"The Incredibles" is a picture about the importance of family, but with none of the usual groggy sentimentality that drags such movies down. When Bob, desperate to get back to the superhero life, takes an assignment that draws him into the clutches of Quentin Tarantino-like fan-boy superhero-wannabe Buddy Pine (Jason Lee), the whole family gets involved. They fight whizzing, saucer-like flight machines and mechanical electro-powered monsters with metal tentacles.
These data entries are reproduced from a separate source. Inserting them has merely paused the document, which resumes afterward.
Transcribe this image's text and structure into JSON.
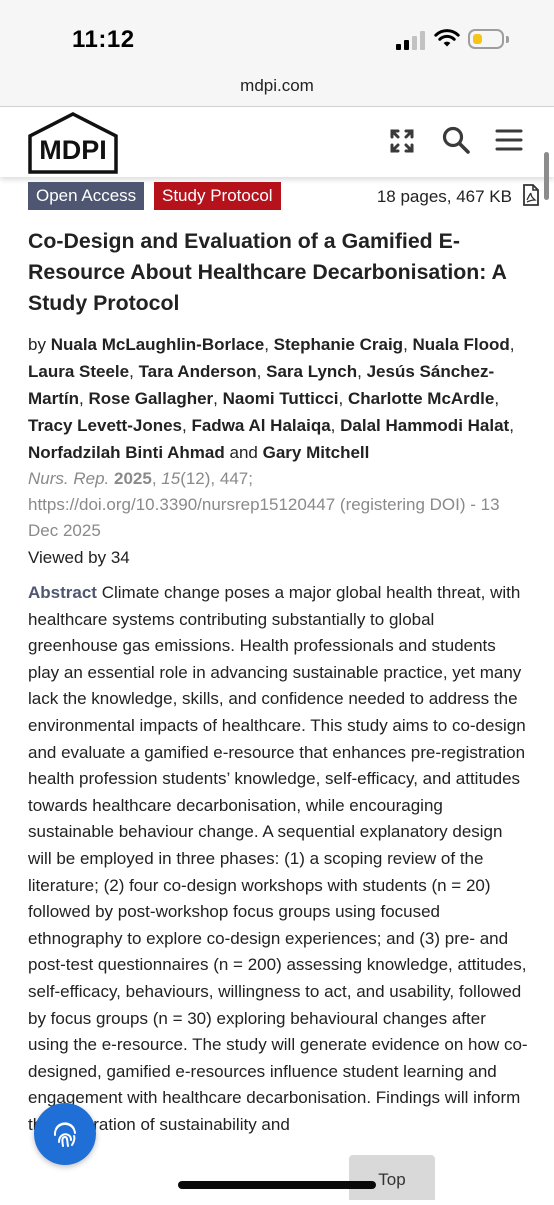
{
  "status_bar": {
    "time": "11:12"
  },
  "browser": {
    "url": "mdpi.com"
  },
  "header": {
    "logo_text": "MDPI",
    "icons": [
      "expand-icon",
      "search-icon",
      "menu-icon"
    ]
  },
  "article": {
    "badges": [
      "Open Access",
      "Study Protocol"
    ],
    "file_info": "18 pages, 467 KB",
    "title": "Co-Design and Evaluation of a Gamified E-Resource About Healthcare Decarbonisation: A Study Protocol",
    "by": "by",
    "authors": [
      "Nuala McLaughlin-Borlace",
      "Stephanie Craig",
      "Nuala Flood",
      "Laura Steele",
      "Tara Anderson",
      "Sara Lynch",
      "Jesús Sánchez-Martín",
      "Rose Gallagher",
      "Naomi Tutticci",
      "Charlotte McArdle",
      "Tracy Levett-Jones",
      "Fadwa Al Halaiqa",
      "Dalal Hammodi Halat",
      "Norfadzilah Binti Ahmad",
      "Gary Mitchell"
    ],
    "and": "and",
    "citation": {
      "journal": "Nurs. Rep.",
      "year": "2025",
      "volume": "15",
      "issue_pages": "(12), 447;",
      "doi": "https://doi.org/10.3390/nursrep15120447 (registering DOI) -",
      "date": "13 Dec 2025"
    },
    "viewed": "Viewed by 34",
    "abstract_label": "Abstract",
    "abstract_text": "Climate change poses a major global health threat, with healthcare systems contributing substantially to global greenhouse gas emissions. Health professionals and students play an essential role in advancing sustainable practice, yet many lack the knowledge, skills, and confidence needed to address the environmental impacts of healthcare. This study aims to co-design and evaluate a gamified e-resource that enhances pre-registration health profession students’ knowledge, self-efficacy, and attitudes towards healthcare decarbonisation, while encouraging sustainable behaviour change. A sequential explanatory design will be employed in three phases: (1) a scoping review of the literature; (2) four co-design workshops with students (n = 20) followed by post-workshop focus groups using focused ethnography to explore co-design experiences; and (3) pre- and post-test questionnaires (n = 200) assessing knowledge, attitudes, self-efficacy, behaviours, willingness to act, and usability, followed by focus groups (n = 30) exploring behavioural changes after using the e-resource. The study will generate evidence on how co-designed, gamified e-resources influence student learning and engagement with healthcare decarbonisation. Findings will inform the integration of sustainability and"
  },
  "floating": {
    "top_label": "Top"
  },
  "colors": {
    "open_access": "#4f5671",
    "study_protocol": "#b5121b",
    "fab": "#1f6fd6"
  }
}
Dash, delighted at last to use the superhero gifts he'd previously been forced to keep hidden, outruns a bunch of baddie creeps at supersonic speed. (He's so fast and so fleet he can scuttle across water.) Violet, normally a shy, spindly girl with a tendency to disappear, both literally and figuratively, behind her raven curtain of hair, discovers that, when she really tries, she can build a force-field bubble that protects her whole family from assorted death rays and other bad stuff.
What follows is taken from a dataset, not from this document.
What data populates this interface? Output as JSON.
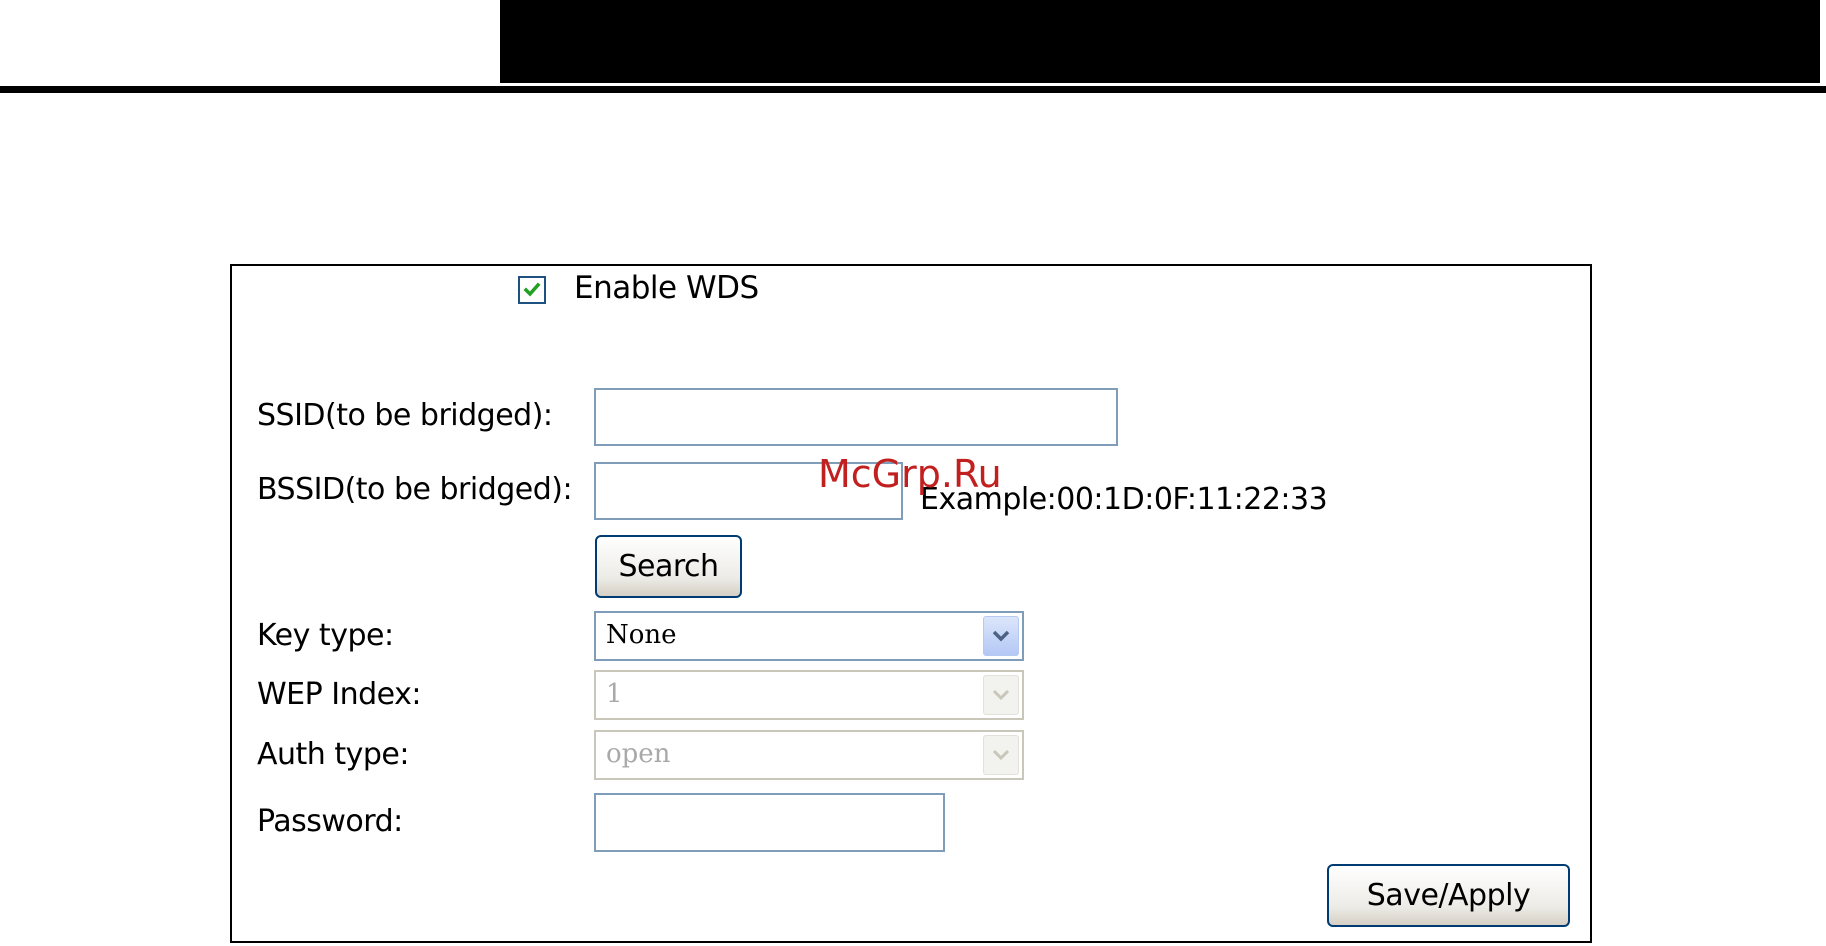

Even if you generally find yourself recoiling from computer animation, as I do, the look of "The Incredibles" isn't likely to hang you up. I always miss that unnamable something of 2-D animation: It may be nothing more than habit or nostalgia, but I can't help gravitating toward the warmth of its flatness. But Bird and his team pay close attention to details -- fabric, hair, the texture and tone of skin -- and take great care to make sure nothing is too creepily hyper-realstic.
And "The Incredibles" isn't cluttered with exhausting details (as the travesty "A Shark Tale" is); instead, Bird chooses small but significant ones. As he showed in "The Iron Giant" -- a Cold War-era fable, based on a Ted Hughes story, about a young boy who befriends a giant metal man who touches down from space -- Bird is fascinated by the '50s, not just for the nostalgic comfort the era evokes (although that is a component), but because he clearly recognizes it as an era of amazing design. The Incredibles' modest ranch home is simply furnished with spare but comfortable space-age chairs and colorful, playfully rounded accessories -- a cartoon reimagining of a Russel Wright aesthetic.
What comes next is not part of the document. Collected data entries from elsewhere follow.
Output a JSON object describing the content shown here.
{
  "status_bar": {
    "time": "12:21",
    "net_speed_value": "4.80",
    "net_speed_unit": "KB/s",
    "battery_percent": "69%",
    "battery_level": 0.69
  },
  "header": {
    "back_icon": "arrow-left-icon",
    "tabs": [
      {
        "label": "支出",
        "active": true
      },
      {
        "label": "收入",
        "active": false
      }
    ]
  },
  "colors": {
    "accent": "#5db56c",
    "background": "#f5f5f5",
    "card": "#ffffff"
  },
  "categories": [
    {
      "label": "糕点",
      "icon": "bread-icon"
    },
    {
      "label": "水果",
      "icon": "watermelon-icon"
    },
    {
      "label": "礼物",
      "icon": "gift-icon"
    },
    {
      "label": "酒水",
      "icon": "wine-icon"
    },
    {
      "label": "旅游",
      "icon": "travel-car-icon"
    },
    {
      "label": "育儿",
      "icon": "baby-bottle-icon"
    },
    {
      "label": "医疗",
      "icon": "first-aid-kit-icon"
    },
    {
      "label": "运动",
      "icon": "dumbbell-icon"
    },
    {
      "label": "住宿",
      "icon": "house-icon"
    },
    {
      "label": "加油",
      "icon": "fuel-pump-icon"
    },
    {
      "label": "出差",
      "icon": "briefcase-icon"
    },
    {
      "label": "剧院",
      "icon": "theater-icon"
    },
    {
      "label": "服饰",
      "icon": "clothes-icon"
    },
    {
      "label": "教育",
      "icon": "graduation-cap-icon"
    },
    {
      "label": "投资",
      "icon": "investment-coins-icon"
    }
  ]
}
Bird teases out the telling mannerisms of characters, too: When Bob Parr pulls out of his driveway (his hearty physique is packed into a comically tiny car), he slings his right arm across the back of the seat to get a better view, just as your dad used to (and, perhaps, still does). Bird has given careful thought to every angle of his invented mini-universe, including figuring out who on earth designs all those superhero costumes. The genius behind the Lycra is Edna Mode, a marvel of character design: With her black page-boy bob, oversized horn rims and scurrying, black-stockinged legs, she's a cross between Edith Head, Coco Chanel and Rei Kawakubo, as played by Linda Hunt affecting a German accent. (The voice actually belongs to Bird himself.)
"The Incredibles" has that rare quality of feeling modern and classic at the same time. Bird is interested in the ways families work, but he's not hung up on that great bugaboo so recklessly referred to as "values." And although "The Incredibles" begins and ends in suburbia, Bird doesn't necessarily equate suburban environs with normalcy or safety. "The Incredibles" is a movie about the way spectacular gifts often lurk beneath conventional-looking surfaces. It celebrates not ordinariness and conformity, but eccentricity and individuality. And while it recognizes the importance of working together, its more powerful assertion is that smoothing ourselves into a homogenous, unthinking whole only weakens us. In that respect, "The Incredibles" is democracy in action. It's comforting to know that there are people out there who still get it -- even if they're cartoon characters.